それにしても農家の村娘であるあたしが、武器を選ぶときがくるとはねぇ。あたしの場合は、扱いなれている農具を使ったほうが、まだ強いと思うわ。でも農具じゃ牽制はできないわよね。斧系で妥協することが無難かしら。
「だが大きすぎて邪魔ではないか? それに刃物は修練を積まねばな。狙った位置に刃を当てられぬぞ」
あ、そうだったわ。荷物をいっぱい背負っているから、大きいのは邪魔になっちゃうのよね。刃はむしろ、当たらないほうがいいかしら。
「当てる気はないのです。でも、当たって斬れたりしたら嫌ね。じゃぁどうしようかしら」
賊といえども、怪我をさせたくはないのよね。振り回しただけで逃げてくれるような武器が理想なのよ。さすがにそこまでは無理かしら。
難しいわ。小さいながらも牽制になって、なおかつ刃を使わない武器ね。そんな都合のいいものがあるのかしら。
「で、ではこちらなどいかがでしょう」
あら。あたし向けの武器もあったのね。なら、あたしも受け取りに行くべきだったわ。失礼しちゃったわね。とりあえず両手斧はここへ置いておくわよ。ん? あら、握っていたところがへこんでいるみたいね。不良品だったのかしら。あたしのせいじゃないわよね。ふつうに柄を握っていただけだもの。
では御主人さんのお勧め武器とやらを拝見させていただきますよ。て、立派なネギ坊主? いや、違うわ。こういう武器なんだわ。
「きゃー。イガイガが可愛い。痛そうだから見た目で警戒してくれそうね」
さすがは専門家ね。要望通り、いえ、それ以上よ。小さくても牽制できそうなうえに刃もついていないわ。
おまけに見た目も気に入っちゃったわよ。あたしを農家の娘と見抜いたのかしら。まるでネギ坊主を振り回しているような気分だわ。うんうん、まったく抵抗がないわね。おまけに乙女のイメージも崩さずに済みそうよ。
これならどんなものでも、ためらわずに殴れそうだわ。あたしにはまさに最高の逸品よ。
「うむ、それなら当たりさえすれば効果も期待できるな。強度もベルタが本気を出さねば十分であろう」
ガルマさんのお墨付きまでもらえたわ。御主人さんもやるわね。見るからに怯えていたのに、やるべきことはきっちりとやるんだわ。武器屋の鏡ね。
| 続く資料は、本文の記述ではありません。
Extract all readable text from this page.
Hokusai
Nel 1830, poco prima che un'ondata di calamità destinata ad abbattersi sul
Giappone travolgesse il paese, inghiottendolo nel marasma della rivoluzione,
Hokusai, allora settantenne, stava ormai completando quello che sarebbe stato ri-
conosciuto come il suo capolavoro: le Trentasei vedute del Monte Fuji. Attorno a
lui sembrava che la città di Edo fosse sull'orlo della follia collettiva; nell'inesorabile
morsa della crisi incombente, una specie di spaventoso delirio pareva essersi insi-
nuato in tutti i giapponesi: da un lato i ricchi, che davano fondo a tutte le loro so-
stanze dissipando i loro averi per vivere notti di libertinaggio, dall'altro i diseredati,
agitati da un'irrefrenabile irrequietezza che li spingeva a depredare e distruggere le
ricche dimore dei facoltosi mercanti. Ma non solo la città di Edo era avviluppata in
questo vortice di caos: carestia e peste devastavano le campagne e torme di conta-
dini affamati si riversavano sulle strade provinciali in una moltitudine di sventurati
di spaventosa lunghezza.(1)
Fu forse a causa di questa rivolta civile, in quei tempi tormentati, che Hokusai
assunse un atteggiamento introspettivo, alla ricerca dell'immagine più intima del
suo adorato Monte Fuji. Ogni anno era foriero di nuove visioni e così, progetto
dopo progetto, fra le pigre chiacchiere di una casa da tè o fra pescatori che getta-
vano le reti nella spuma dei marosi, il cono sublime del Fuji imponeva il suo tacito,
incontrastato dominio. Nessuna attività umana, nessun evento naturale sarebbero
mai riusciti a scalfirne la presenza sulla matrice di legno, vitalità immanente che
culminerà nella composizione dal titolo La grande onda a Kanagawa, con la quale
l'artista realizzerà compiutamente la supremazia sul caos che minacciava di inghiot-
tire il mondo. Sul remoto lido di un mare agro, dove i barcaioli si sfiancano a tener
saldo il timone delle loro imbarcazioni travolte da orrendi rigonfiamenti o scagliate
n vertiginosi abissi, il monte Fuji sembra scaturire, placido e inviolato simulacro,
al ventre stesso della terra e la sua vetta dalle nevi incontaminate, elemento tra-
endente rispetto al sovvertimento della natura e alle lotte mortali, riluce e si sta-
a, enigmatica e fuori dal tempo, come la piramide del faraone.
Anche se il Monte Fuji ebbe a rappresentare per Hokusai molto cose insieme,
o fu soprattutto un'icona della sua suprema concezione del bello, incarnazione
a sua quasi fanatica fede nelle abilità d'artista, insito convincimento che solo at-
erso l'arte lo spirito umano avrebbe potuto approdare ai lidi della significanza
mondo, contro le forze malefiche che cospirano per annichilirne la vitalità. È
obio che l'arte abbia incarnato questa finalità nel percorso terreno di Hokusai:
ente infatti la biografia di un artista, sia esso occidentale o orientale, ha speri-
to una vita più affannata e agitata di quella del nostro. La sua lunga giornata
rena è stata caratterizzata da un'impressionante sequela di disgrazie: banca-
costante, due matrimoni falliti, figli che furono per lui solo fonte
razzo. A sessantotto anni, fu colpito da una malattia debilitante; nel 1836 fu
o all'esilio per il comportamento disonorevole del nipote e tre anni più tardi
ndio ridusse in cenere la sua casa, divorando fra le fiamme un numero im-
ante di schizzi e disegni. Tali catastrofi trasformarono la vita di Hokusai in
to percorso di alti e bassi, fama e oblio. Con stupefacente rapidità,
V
でも強度ってなにかしら。武器って本来は本気を出して使うものよね? だって命がけで戦うときに使うものなのよ。それなのに本気で殴ったら壊れちゃうのかしら。うーん。でも実際に使う気はないのよね。だから気にしなくてもいいんだわ、きっと。
アルフの武器はどんなのかしらね。あら、いいと思うわよ。軽そうだし、大きくはなくても装飾が派手だから目立つわ。牽制用には適しているわね。でも、あんたに似合うとまではいわないわよ。やっぱり少しは筋肉が欲しいわね。
なかなかいい買い物だったわ。あとは牽制の効果に期待とはいえ、なるべくなら賊に襲われたくはないわね。やっぱり効果を見る機会がないことを期待するべきだわ。
いやいやまてよ。武器とはいえ、それ以外の使い方をしちゃいけないってことはないわよね。木の実を砕いたりするときには重宝するかもしれないわ。機会があったら試すべきね。
とはいえ、ガルマさんから頂いた加護のおかげで、今のところはどんなものでも素手で余裕なのよ。やっぱり当面は使いそうにないわ。
おっと。そういえば入店時に逃げた人たちがいたわね。すぐに戻ってきてくれるのかしら。
ん~、あたしたちがお店を出ても戻る様子はないわね。遠くまで逃げちゃったのかしら。店を出ましたよって合図をなにかしたいわね。でもそれよりも、さっさとここを離れるべきなのかしら。
あら? ガルマさんがお店から居なくなったのに、御主人さんの様子がまだ変ね。顔面蒼白になっているわよ。大丈夫かしら。なにやら混乱しているようにも見えるわね。この距離だとよくわからないわ。
心配だし、一度店内に戻ろうかしら。あ。正気に戻ったみたいだわ。なにかの発作だったのかしら。
まぁ放っておいても大丈夫よね、きっと。じゃぁ旅を続けるわよ。